Richard Christy avait clairement annoncé la couleur lors de la promo du premier Charred Walls Of Damned : ce groupe n'était pas un one shot, et il avait bien l'intention de tourner avec le line up au complet et de remettre rapidement le couvert en studio. Et si les plans live évoqués dans l'interview qu'il nous a donnée l'an dernier ne se sont pas vraiment concrétisés (seulement une dizaine de dates aux States dans un line up light, avec Christy, Owens et des guests pour compléter), le nouvel album est bel et bien déjà là.
On ne change pas une équipe qui gagne, et c'est donc le même gang de tueurs au grand complet qui revient aux affaires. Les conditions d'enregistrement n'ont également pas changé, avec une grosse partie du boulot effectuée à distance. Du coup, pourquoi la magie du premier essai a disparu, ou du moins n'opère-t-elle que par intermittence ? Déjà, il y a une raison évidente, même si elle n'explique pas tout : Charred Walls Of The Damned a perdu son admirable sens de la concision, celui-là même qui avait fait débat, le public metal d'aujourd'hui n'étant plus très habitué aux albums de 35 minutes. Résultat, Christy a fait machine arrière et a décidé d'allonger la sauce : 12 titres au lieu de 9, d'une durée moyenne plus élevée (un seul titre de moins de 4 minutes, contre 6 sur le premier essai), pour 58 minutes de musique au total. Sans surprise, on trouve du coup quelques longueurs et redondances, pas mal de plans moyennement inspirés et même une poignée de titres plutôt bof ("Guiding Me", "Avoid The Light", voire "Ashes Falling Upon Us"), alors que l'album éponyme était un sans-faute de la première à la dernière seconde. Bordel, c'était si prévisible…

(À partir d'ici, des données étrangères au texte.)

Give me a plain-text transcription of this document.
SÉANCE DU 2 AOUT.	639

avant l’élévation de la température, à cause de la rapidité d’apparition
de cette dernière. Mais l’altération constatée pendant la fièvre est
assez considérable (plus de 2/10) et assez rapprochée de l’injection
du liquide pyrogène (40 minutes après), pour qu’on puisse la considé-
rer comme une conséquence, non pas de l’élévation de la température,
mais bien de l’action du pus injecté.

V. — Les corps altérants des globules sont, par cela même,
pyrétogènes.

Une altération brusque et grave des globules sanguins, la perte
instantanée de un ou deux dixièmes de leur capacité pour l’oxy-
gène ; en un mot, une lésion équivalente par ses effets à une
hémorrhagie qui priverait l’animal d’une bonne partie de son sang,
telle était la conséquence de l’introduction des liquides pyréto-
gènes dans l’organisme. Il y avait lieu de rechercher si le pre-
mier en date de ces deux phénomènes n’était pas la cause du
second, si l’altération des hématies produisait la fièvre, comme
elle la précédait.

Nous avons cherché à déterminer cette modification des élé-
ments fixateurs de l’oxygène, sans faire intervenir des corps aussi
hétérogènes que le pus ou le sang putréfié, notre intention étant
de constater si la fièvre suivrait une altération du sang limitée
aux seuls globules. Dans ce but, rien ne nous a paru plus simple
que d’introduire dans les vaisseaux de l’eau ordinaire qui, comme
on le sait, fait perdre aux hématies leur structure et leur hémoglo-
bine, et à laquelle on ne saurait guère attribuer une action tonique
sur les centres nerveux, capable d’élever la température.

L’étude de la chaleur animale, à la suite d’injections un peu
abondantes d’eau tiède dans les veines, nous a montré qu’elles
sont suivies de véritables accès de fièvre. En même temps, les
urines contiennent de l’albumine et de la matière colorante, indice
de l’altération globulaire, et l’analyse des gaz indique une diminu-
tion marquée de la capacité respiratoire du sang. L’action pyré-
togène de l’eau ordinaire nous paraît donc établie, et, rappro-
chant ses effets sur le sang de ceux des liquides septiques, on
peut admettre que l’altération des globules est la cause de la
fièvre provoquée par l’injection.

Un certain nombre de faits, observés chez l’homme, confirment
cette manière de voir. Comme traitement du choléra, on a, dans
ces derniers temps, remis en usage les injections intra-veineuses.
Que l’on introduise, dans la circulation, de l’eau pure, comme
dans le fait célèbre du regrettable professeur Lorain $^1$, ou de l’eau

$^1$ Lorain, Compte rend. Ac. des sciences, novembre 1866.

Autre petit point négatif par rapport au premier album, des compositions sans doute un peu moins variées dans l'ensemble. On dirait que Charred Walls Of The Damned a voulu affirmer un peu plus clairement son style, au risque de se passer de quelques éléments pourtant intéressants. Le groupe a parfois tendance à tomber dans des schémas de composition un peu prévisibles, là où il ne cessait de nous surprendre il y a à peine un an. Ici, en règle générale, les morceaux alternent couplet plus ou moins agressif et refrain dans une veine un peu plus aérienne et emphatique. Ceci dit, on ne peut que constater qu'il maîtrise son affaire à la perfection, et à partir du moment où il se lance dans ce type de compo, c'est quasiment le carton plein. Seul "Cold Winds" ne convainc pas particulièrement, le refrain n'étant pas à la hauteur du couplet très théâtral à l'ambiance assez dramatique. Dans une moindre mesure, on pourrait aussi parler du refrain de "Zerospan", très speed mélodique dans l'esprit et qui aurait mérité une charge de cavalerie légère et non le déballage de la grosse artillerie. Mais bon, Ripper c'est Ripper, on ne le refera pas maintenant !
Pour l'instant, j'ai l'impression de délivrer une impression plutôt négative sur Cold Winds On Timeless Days, alors il est temps de rétablir la balance. Des tueries, on en trouve à la pelle sur ce nouvel album, et ça commence d'ailleurs dès le premier titre : le solo d'intro est splendide, et que dire de ce refrain absolument magnifique ? Charred Walls Of The Damned continue de pratiquer le mélange des genres, comme sur "Zerospan" qui mélange intro death, couplet mélodeath et refrain speed mélodique, ou "The Beast Outside My Window", dont la longue et apaisante intro acoustique est suivie d'un blast beat ravageur. Le groupe se montre particulièrement à l'aise sur les morceaux agressifs comme "Lead The Way", voire carrément musclés comme "Admire The Heroes" et son couplet porté par un riff simple mais diablement efficace. Richard Christy est évidemment impérial, mais on saluera surtout la grande performance de Jason Suecof, à l'origine de pas mal de bonnes idées d'arrangements en lead et qui signe d'excellents solos, notamment celui tout en finesse et en touché de "Bloodworm", parfaitement raccord avec l'ambiance mélancolique de ce morceau.
Soyons clairs, Cold Winds On Timeless Days ne tient pas tout à fait la comparaison avec l'excellent album éponyme paru l'année dernière : disparition de l'effet de surprise, moins de variété, un peu de remplissage… Ceci dit, abordé autrement que sous l'angle de la comparaison, on se retrouve tout de même avec un très bon album ponctué de grands moments, à ranger dans le haut du panier de la production actuelle. Cold Winds On Timeless Days constitue une sorte de confirmation de l'ambition artistique de Charred Walls of The Damned, qui s'affiche plus que jamais comme un groupe à suivre.